Winners announced in Second Studio Arts Juried Art Competition
Donatello 21: five studios showcasing this semester’s truly exceptional student artwork, including paintings, photography, drawings, sculpture, art on fabric, and jewelry. During the end-of-the-semester exhibition, the jury faced the tough task of choosing one winning piece for the SUF Studio Arts Purchase Prize Award—and failed. In the end, they felt compelled to choose the work of two students: photography by Jisoo Ha, Parsons School of Design, and a painting triptych by Erin Mallea, Loyola Marymount University.
The jury was made up of Paula Bortolotti, Art Critic and Curator, Valentina Gensini, Freelance Curator; and Reagan Wheat, Director-On-Site, Washington University. Nick Kraczyna, STA Coordinator, announced with pride that the work exhibited this semester really put the jury members in a difficult position: “The two winners were chosen out of thirteen semi-finalists. It was impossible to select only one winner.”

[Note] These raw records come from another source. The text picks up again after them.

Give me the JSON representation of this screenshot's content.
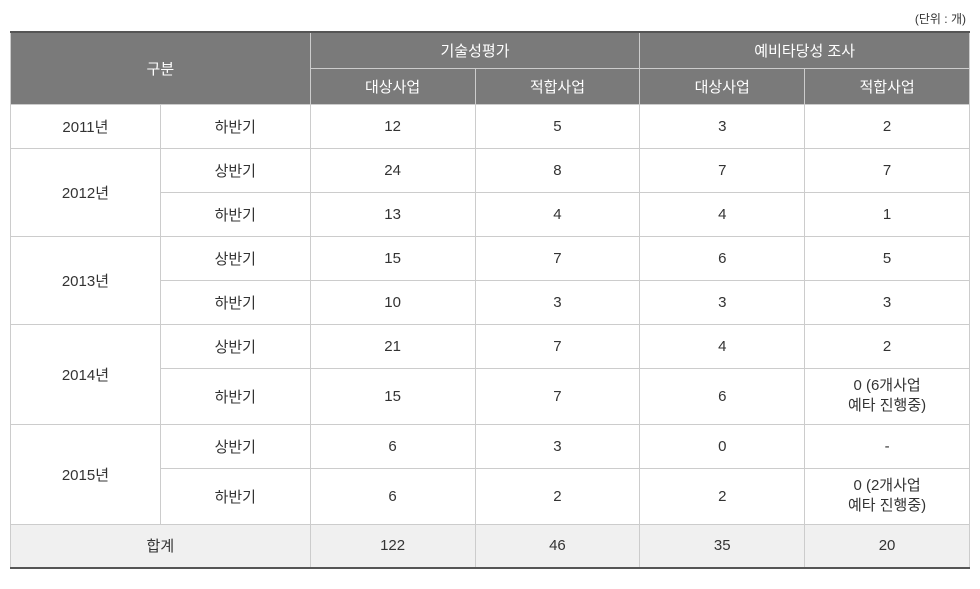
{
  "unit_label": "(단위 : 개)",
  "headers": {
    "category": "구분",
    "group1": "기술성평가",
    "group2": "예비타당성 조사",
    "sub_target": "대상사업",
    "sub_fit": "적합사업"
  },
  "rows": [
    {
      "year": "2011년",
      "half": "하반기",
      "c1": "12",
      "c2": "5",
      "c3": "3",
      "c4": "2"
    },
    {
      "year": "2012년",
      "half": "상반기",
      "c1": "24",
      "c2": "8",
      "c3": "7",
      "c4": "7"
    },
    {
      "year": "",
      "half": "하반기",
      "c1": "13",
      "c2": "4",
      "c3": "4",
      "c4": "1"
    },
    {
      "year": "2013년",
      "half": "상반기",
      "c1": "15",
      "c2": "7",
      "c3": "6",
      "c4": "5"
    },
    {
      "year": "",
      "half": "하반기",
      "c1": "10",
      "c2": "3",
      "c3": "3",
      "c4": "3"
    },
    {
      "year": "2014년",
      "half": "상반기",
      "c1": "21",
      "c2": "7",
      "c3": "4",
      "c4": "2"
    },
    {
      "year": "",
      "half": "하반기",
      "c1": "15",
      "c2": "7",
      "c3": "6",
      "c4": "0 (6개사업\n예타 진행중)"
    },
    {
      "year": "2015년",
      "half": "상반기",
      "c1": "6",
      "c2": "3",
      "c3": "0",
      "c4": "-"
    },
    {
      "year": "",
      "half": "하반기",
      "c1": "6",
      "c2": "2",
      "c3": "2",
      "c4": "0 (2개사업\n예타 진행중)"
    }
  ],
  "totals": {
    "label": "합계",
    "c1": "122",
    "c2": "46",
    "c3": "35",
    "c4": "20"
  },
  "styles": {
    "header_bg": "#7a7a7a",
    "header_fg": "#ffffff",
    "body_bg": "#ffffff",
    "body_fg": "#333333",
    "total_bg": "#f0f0f0",
    "border_color": "#cccccc",
    "top_border_color": "#555555",
    "font_size": 15
  }
}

Jisoo Ha’s photography focuses on unexpected parts of a whole. It is saturated with rich, jewel tones, giving it a surrealistic edge. SUF photography professor Stefania Talini,had this to say about Ha: “Though Jisoo is a beginner, her work shows a rare awareness in the use of space, color and composition. Her subjects are never conventional and her images go beyond "reality." Jisoo is not interested in descriptive or documentary photography; rather, she creates strong images by observing every day objects and finding in them new shapes, color and meaning.”
Mallea’s winning triptych is a reflection of her curiosity about how age, time, and distance shape an object and it’s relationship to an individual—is it relic or artifact? Perhaps both? What exactly gives ‘aura’ to an object? Mallea began putting together different objects, observing how each was transformed according to its relationship to both the viewer and another object. The triptych is a result of this process. Added Mallea, “I painted a picture within a picture in order to alter the representation of an object and connote a level of documented history and separation.”
SUF art professor Kirsten Stromberg said "In the work Is There Magic? Erin explores a delicate balance between understanding the tradition of painting and using it to pose contemporary philosophical questions on the constructions of representation, illusion and language. Working with elements pertinent to Italian history and culture—the debate between relic and artifact, the sacred and the profane—Is There Magic? points to space between things and the complex relationship of how we construct and question the world around us."
Jisoo Ha and Erin Mallea will share the STA merit prize.